The genus Xenoturbella lives off the coast of Iceland, Scandinavia and Scotland. It shares a simple body structure with the acoelomorph worms, which reach a maximum size of just a few millimetres and have no through gut, no gill slits and no body cavity. Many members of both groups live on the ocean floor and feed on organic particles in the sediment. Some species live parasitically, for instance in the intestines of sea cucumbers.
According to the scientists, Xenoturbellida and Acoelomorpha have a shared ancestor, from which the complex group of deuterostomes descend. 'Therefore, contrary to what was previously assumed xenacoelomorph worms did not always have a simple structure but lost the characteristics typical for many deuterostomes over the course of evolution,' Dr Poustka says. 'The worms simplified their construction plan in reality because that was clearly as advantageous — or even more advantageous — than a complicated body structure.'
With the help of processor-intensive mathematical models, the scientists examined new 'mini' genes — so-called microRNAs (ribonucleic acid molecules), — and amino acids from the fully sequenced mitochondrial genomes of Acoelomorpha and Xenoturbellida, and a large set of several hundred genes.

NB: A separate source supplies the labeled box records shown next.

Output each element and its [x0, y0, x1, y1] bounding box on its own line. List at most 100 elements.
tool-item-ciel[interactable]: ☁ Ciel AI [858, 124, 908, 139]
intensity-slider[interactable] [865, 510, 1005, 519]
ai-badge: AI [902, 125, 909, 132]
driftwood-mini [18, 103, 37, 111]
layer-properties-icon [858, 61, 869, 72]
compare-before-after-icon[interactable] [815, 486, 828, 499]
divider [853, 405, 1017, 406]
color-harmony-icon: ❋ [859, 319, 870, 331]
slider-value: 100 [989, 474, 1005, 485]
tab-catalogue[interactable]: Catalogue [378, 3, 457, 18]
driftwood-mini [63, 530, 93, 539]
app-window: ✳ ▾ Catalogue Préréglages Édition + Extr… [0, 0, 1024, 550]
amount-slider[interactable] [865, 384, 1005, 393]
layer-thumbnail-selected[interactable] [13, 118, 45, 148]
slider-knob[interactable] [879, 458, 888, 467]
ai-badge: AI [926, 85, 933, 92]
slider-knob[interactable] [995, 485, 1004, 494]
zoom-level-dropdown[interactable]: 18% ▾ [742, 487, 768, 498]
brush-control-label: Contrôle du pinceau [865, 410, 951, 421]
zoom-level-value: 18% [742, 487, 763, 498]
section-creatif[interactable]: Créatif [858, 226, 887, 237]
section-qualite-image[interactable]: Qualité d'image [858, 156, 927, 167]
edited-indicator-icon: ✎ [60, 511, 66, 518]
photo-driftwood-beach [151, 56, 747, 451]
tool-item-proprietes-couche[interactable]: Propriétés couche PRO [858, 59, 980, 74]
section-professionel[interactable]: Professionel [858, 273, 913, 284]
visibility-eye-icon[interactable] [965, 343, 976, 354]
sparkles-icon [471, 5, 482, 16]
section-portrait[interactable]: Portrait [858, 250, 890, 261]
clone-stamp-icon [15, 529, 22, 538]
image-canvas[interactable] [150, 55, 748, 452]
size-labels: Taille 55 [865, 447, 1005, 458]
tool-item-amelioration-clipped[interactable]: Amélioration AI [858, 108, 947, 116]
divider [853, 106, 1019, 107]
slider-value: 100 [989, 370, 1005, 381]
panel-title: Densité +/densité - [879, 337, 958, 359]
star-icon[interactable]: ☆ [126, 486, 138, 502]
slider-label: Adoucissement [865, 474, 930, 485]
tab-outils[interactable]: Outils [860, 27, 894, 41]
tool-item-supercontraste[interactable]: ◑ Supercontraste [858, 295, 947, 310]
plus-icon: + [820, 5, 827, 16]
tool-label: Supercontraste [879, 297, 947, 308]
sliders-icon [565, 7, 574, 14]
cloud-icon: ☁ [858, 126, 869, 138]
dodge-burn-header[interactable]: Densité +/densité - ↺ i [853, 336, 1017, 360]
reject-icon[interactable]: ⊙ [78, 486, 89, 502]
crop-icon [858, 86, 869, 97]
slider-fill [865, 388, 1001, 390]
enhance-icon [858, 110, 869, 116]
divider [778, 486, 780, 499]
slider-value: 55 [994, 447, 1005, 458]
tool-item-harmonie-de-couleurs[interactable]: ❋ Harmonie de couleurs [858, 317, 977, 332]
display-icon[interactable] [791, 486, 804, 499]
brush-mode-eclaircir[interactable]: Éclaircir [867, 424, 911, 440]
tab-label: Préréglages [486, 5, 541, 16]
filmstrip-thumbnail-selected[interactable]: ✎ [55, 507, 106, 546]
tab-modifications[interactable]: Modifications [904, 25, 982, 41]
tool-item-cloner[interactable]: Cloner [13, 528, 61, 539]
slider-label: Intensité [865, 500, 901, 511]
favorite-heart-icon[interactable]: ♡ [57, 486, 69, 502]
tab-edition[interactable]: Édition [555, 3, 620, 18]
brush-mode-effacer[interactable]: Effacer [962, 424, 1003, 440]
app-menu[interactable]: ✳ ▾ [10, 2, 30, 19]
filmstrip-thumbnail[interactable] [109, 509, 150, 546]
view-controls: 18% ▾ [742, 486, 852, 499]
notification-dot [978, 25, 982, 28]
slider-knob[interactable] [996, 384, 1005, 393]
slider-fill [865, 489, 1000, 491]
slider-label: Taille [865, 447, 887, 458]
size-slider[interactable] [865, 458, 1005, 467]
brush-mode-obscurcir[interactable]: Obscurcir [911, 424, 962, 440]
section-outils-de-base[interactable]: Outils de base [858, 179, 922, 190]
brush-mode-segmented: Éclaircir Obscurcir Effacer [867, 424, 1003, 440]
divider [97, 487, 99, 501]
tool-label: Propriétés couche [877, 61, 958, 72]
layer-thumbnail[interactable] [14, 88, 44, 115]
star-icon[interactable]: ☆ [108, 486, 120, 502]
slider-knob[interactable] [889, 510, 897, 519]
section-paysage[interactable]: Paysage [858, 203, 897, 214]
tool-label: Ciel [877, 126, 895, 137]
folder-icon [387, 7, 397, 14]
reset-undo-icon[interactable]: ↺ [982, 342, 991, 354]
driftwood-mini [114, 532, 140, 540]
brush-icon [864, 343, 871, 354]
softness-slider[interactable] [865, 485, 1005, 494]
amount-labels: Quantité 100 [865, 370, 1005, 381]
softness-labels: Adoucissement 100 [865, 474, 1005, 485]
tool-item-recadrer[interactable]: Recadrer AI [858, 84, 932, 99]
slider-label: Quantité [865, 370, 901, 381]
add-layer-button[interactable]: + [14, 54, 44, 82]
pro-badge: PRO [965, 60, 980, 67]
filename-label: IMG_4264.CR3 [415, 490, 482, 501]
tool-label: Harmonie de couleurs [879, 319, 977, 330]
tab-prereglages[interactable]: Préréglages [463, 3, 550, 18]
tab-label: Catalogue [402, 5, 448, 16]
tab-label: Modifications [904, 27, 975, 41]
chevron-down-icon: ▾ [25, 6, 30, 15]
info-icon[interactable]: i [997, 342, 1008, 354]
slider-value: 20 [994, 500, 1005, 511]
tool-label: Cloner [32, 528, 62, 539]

The analysis of the Xenoturbella microRNAs and the acoelomate worm Hofstenia miamia showed that the previously analysed acoelomate worm Symsagittifera roscoffensis had lost many of these 'mini' genes. The gene repertoire of the animals in question pointed instead to the kinship between these animals and the deuterostomes.
For example, they have a microRNA that was previously only known to exist in echinoderms and acorn worms. All of the animals analysed up to now from the new Xenacoelomorpha phylum have the gene RSB66, which could previously only be demonstrated in deuterostomes.
The complex organisms of the protostomes and deuterostomes do not, therefore, originate both from acoelomorph as was previously assumed. Earlier studies were clearly subject to a systematic error that scientists refer to as the 'long branch artefact,' the researchers say.
According to them, this error often arises during the comparison of the genotypes of organisms that have long developed independently of each other. Even if the DNA (deoxyribonucleic acid) sequences of some organisms mutated more quickly than the average, this effect can materialise.
'This was precisely the case with the acoelomorph worms,' Dr Poustka says. The researchers are now decoding the entire genome of the different species of Xenacoelomorpha in order to reach a better understanding of the evolution of the deuterostomes.